Les choses vont mal en ce moment. Des pertes massives en 2024. Des réductions énormes en 2025. Sept usines ferment définitivement leurs portes. Le géant mondial de l’automobile est en train de se vider de son sang.
Alors, que fera Nissan ensuite ?
Ils construisent un temple de la vitesse.
Le pari Nismo
Le président mondial de Nismo, Yutaka Sanada, a annoncé la nouvelle. D’ici fin 2024 ? N° Fin 2026. Un nouveau Nismo Performance Centre à Melbourne ouvrira enfin ses portes.
L’un des premiers hors du Japon.
C’est presque rebelle. Lancer une expansion de marque performante alors que la société mère affiche une baisse de 5,9 pour cent de ses ventes à l’échelle mondiale. Doubler l’héritage des courses alors que les ventes locales australiennes ont chuté de 21,6 % et continuent de baisser jusqu’en 2026.
La plupart des PDG seraient prudents.
Sanada ne l’est pas.
“Franchement, cette activité est… pour le business, mais… une contribution significative à la marque Nissan.”
Il ne voit pas de contradiction. Il voit l’identité. Lorsque vous achetez une berline grise ennuyeuse, vous souciez-vous du fait que le constructeur ait remporté des courses il y a quarante ans ? Peut-être pas. Mais rappelez-le aux loyalistes. Rappelez-le aux ingénieurs. Rappelez aux gens qui achètent Z Nimos que l’âme n’est pas encore morte.
Est-ce suffisant pour sauver la marque ?
Qui sait.
Mais Nismo n’est plus seulement un autocollant. C’est un centre de profit. Les marchés étrangers reçoivent des Nismo Patrols et des Ariyas. La Note Aura Nismo rapporte 20 % de ses ventes de marque au pays. Même en Australie, où les options sont rares, le Z Nismo représente 10 % de toutes les ventes de Z.
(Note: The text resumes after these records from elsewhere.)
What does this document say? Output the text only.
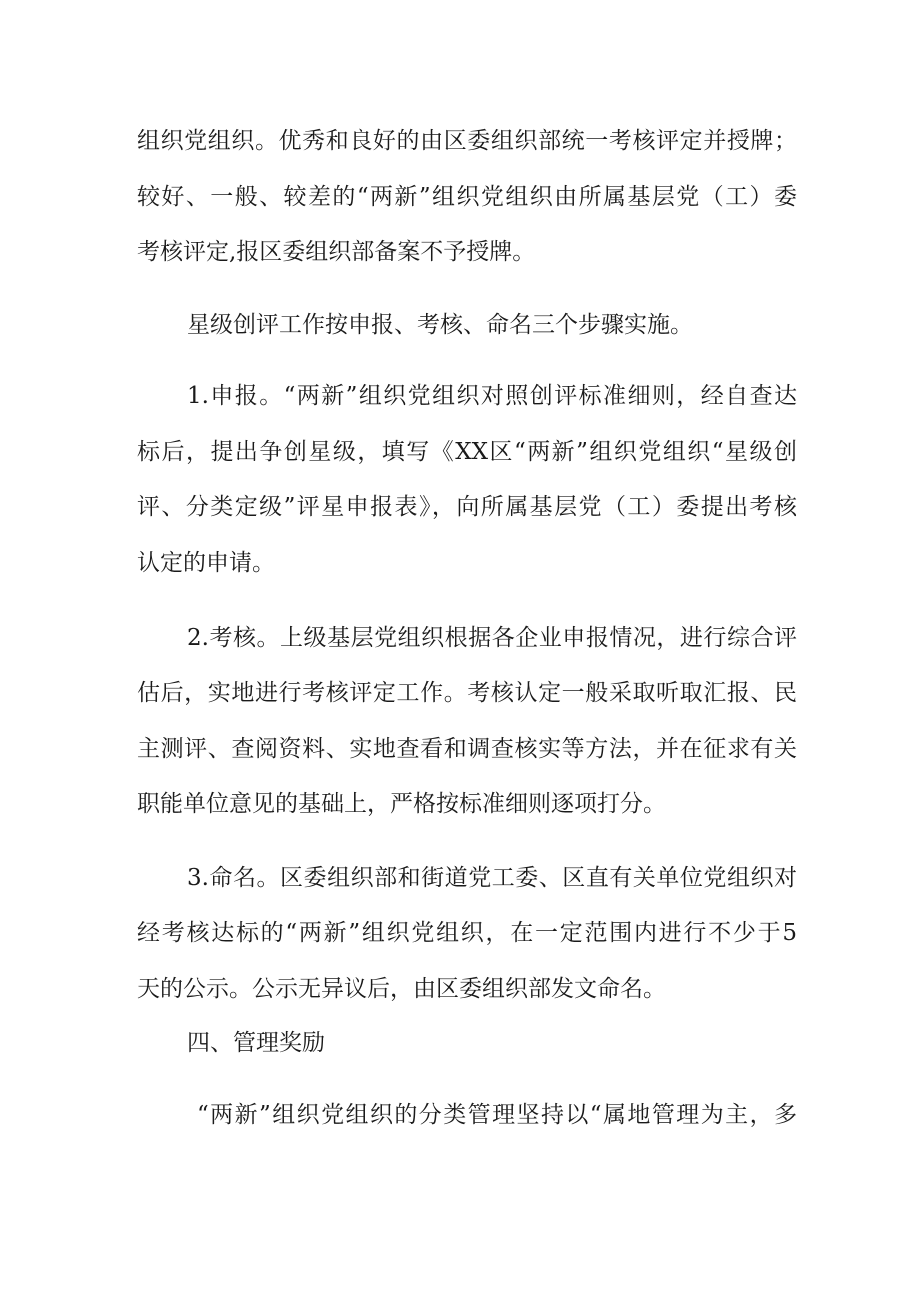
组织党组织。优秀和良好的由区委组织部统一考核评定并授牌；
较好、一般、较差的“两新”组织党组织由所属基层党（工）委
考核评定,报区委组织部备案不予授牌。
星级创评工作按申报、考核、命名三个步骤实施。
1.申报。“两新”组织党组织对照创评标准细则，经自查达
标后，提出争创星级，填写《XX区“两新”组织党组织“星级创
评、分类定级”评星申报表》，向所属基层党（工）委提出考核
认定的申请。
2.考核。上级基层党组织根据各企业申报情况，进行综合评
估后，实地进行考核评定工作。考核认定一般采取听取汇报、民
主测评、查阅资料、实地查看和调查核实等方法，并在征求有关
职能单位意见的基础上，严格按标准细则逐项打分。
3.命名。区委组织部和街道党工委、区直有关单位党组织对
经考核达标的“两新”组织党组织，在一定范围内进行不少于5
天的公示。公示无异议后，由区委组织部发文命名。
四、管理奖励
“两新”组织党组织的分类管理坚持以“属地管理为主，多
Ce n’est pas un passe-temps de niche. C’est un vrai revenu.
Au-delà de Melbourne
Le plan est agressif.
D’ici 2028, ils veulent dix modèles mondiaux sous l’égide NMC, fusionnant Nismo avec le bras de réglage Autech. Leur objectif est de faire passer la part des activités à l’étranger de 40 à 60 pour cent. Des objectifs de revenus ? Vers le ciel. De 500 milliards de yens à 1 200 milliards de yens d’ici 2032.
Cela représente environ 10,6 milliards de dollars australiens.
Melbourne n’est qu’un début. Sydney obtient également un site. Ils regardent Adélaïde. Brisbane. Même Auckland est sur la table.
L’Australie obtiendra-t-elle plus de variantes de voitures ?
Pas encore.
Steve Milette, directeur général de Nissan Océanie, ne prétend pas savoir si les packages de tuning vendent le modèle de base Qashqais. Il dit que ce ne sera pas le cas. Peut être. Mais ensuite il hausse les épaules.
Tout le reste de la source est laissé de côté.